The play that was created from A Girl Is a Half-Formed Thing McBride describes as ‘quite an odd experience’. She was concerned as to how the play would tackle the material as the novel allowed her to connect the reader directly to the character, to what was going on internally. There’s no external description of her in the book. She was never an object. The book was a shared experience between the writer and the character. However, she says, Aoife Duffin, the actress who performed the play did so with little ego and understood the character so well.

Discussion returns to The Lesser Bohemians and how McBride moved to writing about sex and male sexuality. She said she approached with caution and that ‘it is a lie’ that women can’t write men. She says the way she wrote about sex was the way she wrote about everything else. She imagines her characters as people, pre-gender. She writes from a human perspective, not a gendered one. She also listened to a lot of male singer-songwriters as she felt they revealed their vulnerabilities. ‘Novelists are a bit more bombastic.’

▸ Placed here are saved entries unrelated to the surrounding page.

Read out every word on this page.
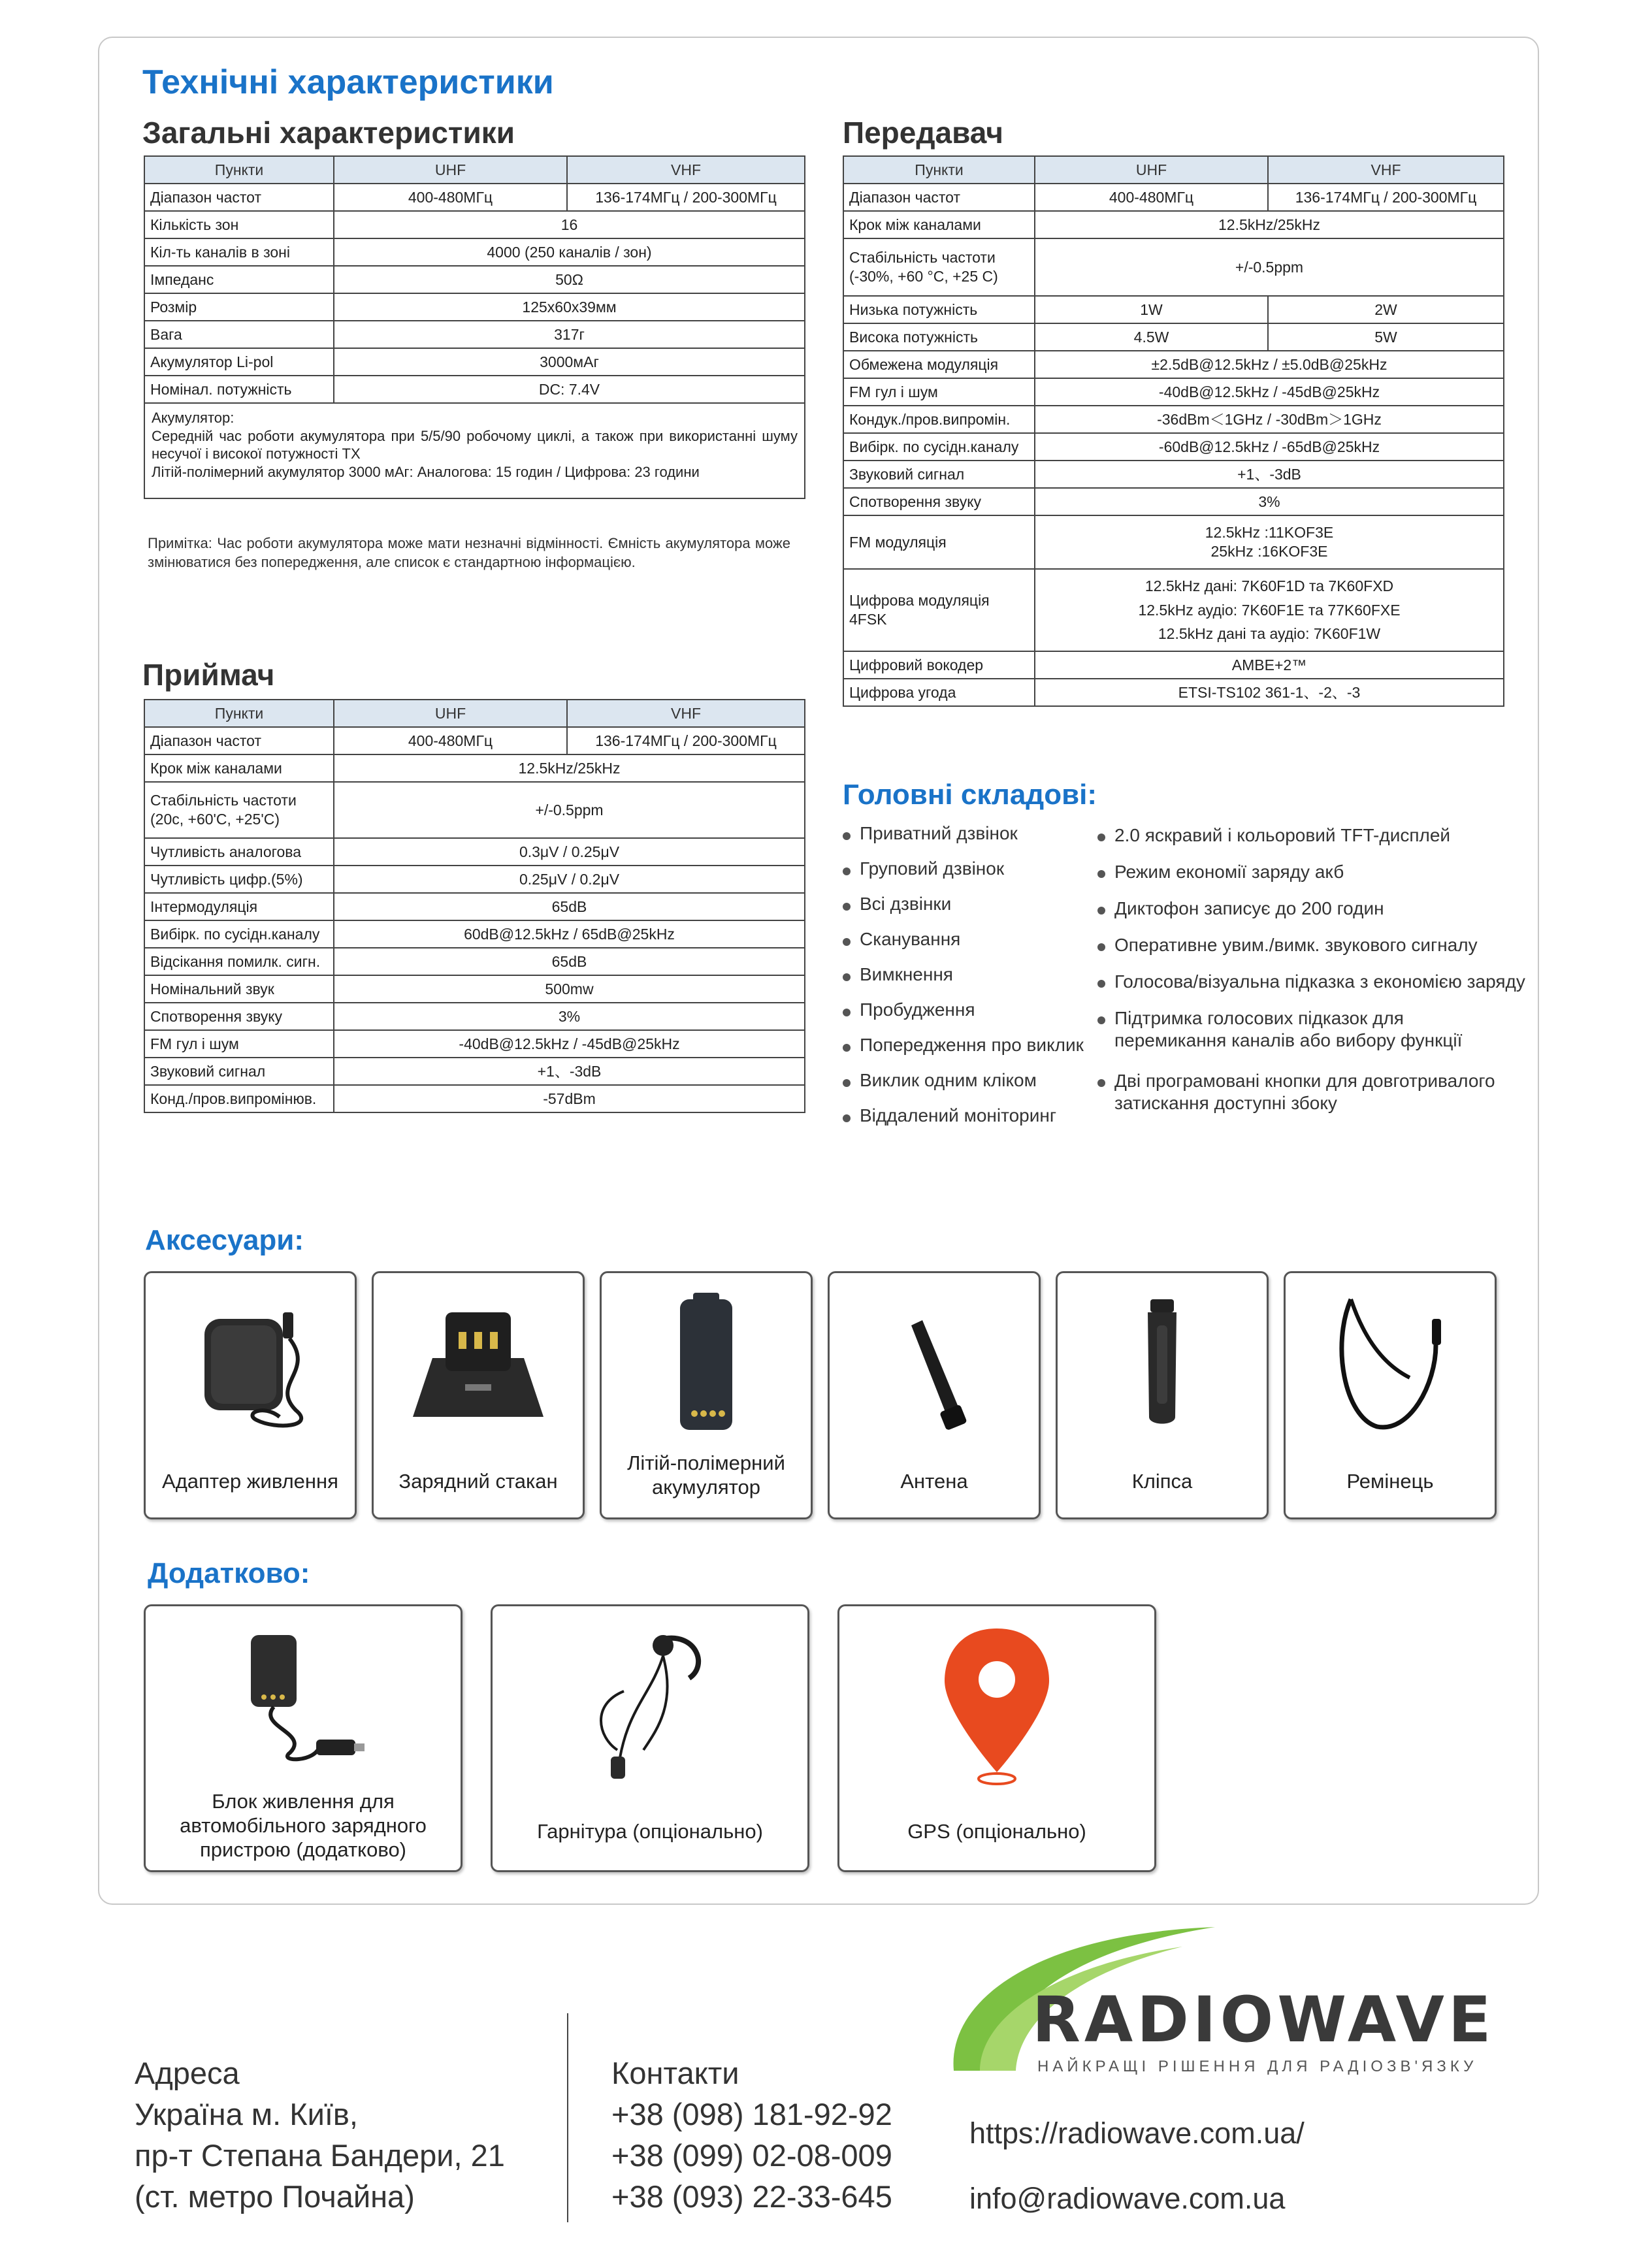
Технічні характеристики
Загальні характеристики
Пункти	UHF	VHF
Діапазон частот	400-480МГц	136-174МГц / 200-300МГц
Кількість зон	16	
Кіл-ть каналів в зоні	4000 (250 каналів / зон)	
Імпеданс	50Ω	
Розмір	125х60х39мм	
Вага	317г	
Акумулятор Li-pol	3000мАг	
Номінал. потужність	DC: 7.4V	

Акумулятор:
Середній час роботи акумулятора при 5/5/90 робочому циклі, а також при використанні шуму несучої і високої потужності ТХ
Літій-полімерний акумулятор 3000 мАг: Аналогова: 15 годин / Цифрова: 23 години		

Примітка: Час роботи акумулятора може мати незначні відмінності. Ємність акумулятора може змінюватися без попередження, але список є стандартною інформацією.

Приймач
Пункти	UHF	VHF
Діапазон частот	400-480МГц	136-174МГц / 200-300МГц
Крок між каналами	12.5kHz/25kHz	
Стабільність частоти (20c, +60'C, +25'C)	+/-0.5ppm	
Чутливість аналогова	0.3μV / 0.25μV	
Чутливість цифр.(5%)	0.25μV / 0.2μV	
Інтермодуляція	65dB	
Вибірк. по сусідн.каналу	60dB@12.5kHz / 65dB@25kHz	
Відсікання помилк. сигн.	65dB	
Номінальний звук	500mw	
Спотворення звуку	3%	
FM гул і шум	-40dB@12.5kHz / -45dB@25kHz	
Звуковий сигнал	+1、-3dB	
Конд./пров.випромінюв.	-57dBm	
Передавач
Пункти	UHF	VHF
Діапазон частот	400-480МГц	136-174МГц / 200-300МГц
Крок між каналами	12.5kHz/25kHz	
Стабільність частоти (-30%, +60 °C, +25 C)	+/-0.5ppm	
Низька потужність	1W	2W
Висока потужність	4.5W	5W
Обмежена модуляція	±2.5dB@12.5kHz / ±5.0dB@25kHz	
FM гул і шум	-40dB@12.5kHz / -45dB@25kHz	
Кондук./пров.випромін.	-36dBm＜1GHz / -30dBm＞1GHz	
Вибірк. по сусідн.каналу	-60dB@12.5kHz / -65dB@25kHz	
Звуковий сигнал	+1、-3dB	
Спотворення звуку	3%	
FM модуляція	12.5kHz :11KOF3E
25kHz :16KOF3E	

Цифрова модуляція 4FSK	12.5kHz дані: 7K60F1D та 7K60FXD
12.5kHz аудіо: 7K60F1E та 77K60FXE
12.5kHz дані та аудіо: 7K60F1W	

Цифровий вокодер	AMBE+2™	
Цифрова угода	ETSI-TS102 361-1、-2、-3	
Головні складові:
Приватний дзвінок
Груповий дзвінок
Всі дзвінки
Сканування
Вимкнення
Пробудження
Попередження про виклик
Виклик одним кліком
Віддалений моніторинг
2.0 яскравий і кольоровий TFT-дисплей
Режим економії заряду акб
Диктофон записує до 200 годин
Оперативне увим./вимк. звукового сигналу
Голосова/візуальна підказка з економією заряду
Підтримка голосових підказок для перемикання каналів або вибору функції
Дві програмовані кнопки для довготривалого затискання доступні збоку
Аксесуари:
Адаптер живлення	Зарядний стакан
Літій-полімерний акумулятор	Антена	Кліпса	Ремінець
Додатково:
Блок живлення для автомобільного зарядного пристрою (додатково)
Гарнітура (опціонально)	GPS (опціонально)
Адреса
Україна м. Київ,
пр-т Степана Бандери, 21
(ст. метро Почайна)
Контакти
+38 (098) 181-92-92
+38 (099) 02-08-009
+38 (093) 22-33-645
RADIOWAVE
НАЙКРАЩІ РІШЕННЯ ДЛЯ РАДІОЗВ'ЯЗКУ
https://radiowave.com.ua/
info@radiowave.com.ua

The novel’s about two key things: the first is people finding ways they can live with their own vulnerability/the memory of their vulnerability. The second is how people choose to interpret the past. What happens to an event when people recall being told about it and then retell it themselves? The past can be an enemy and a friend. Your past is open to everyone; you don’t get final say on your past. She asks, how much can you ever know even about your own story?

The interviewer asks her how she feels about her work being compared to Joyce and Woolf. ‘I love it; it’s brilliant’, McBride jokes, following her comment up with, ‘It’s an odd thing’. She says that A Girl Is a Half-Formed Thing was ‘borne out of failure for so long’ that comparisons to Joyce were a way for people to talk about the book, even though McBride says that she and him are doing different things. ‘I’m asking the reader to be humane’, while Joyce asks the reader to be clever. What’s she’s doing is ninety degrees from Finnegan’s Wake. ‘What is specific about human life?’ she asks.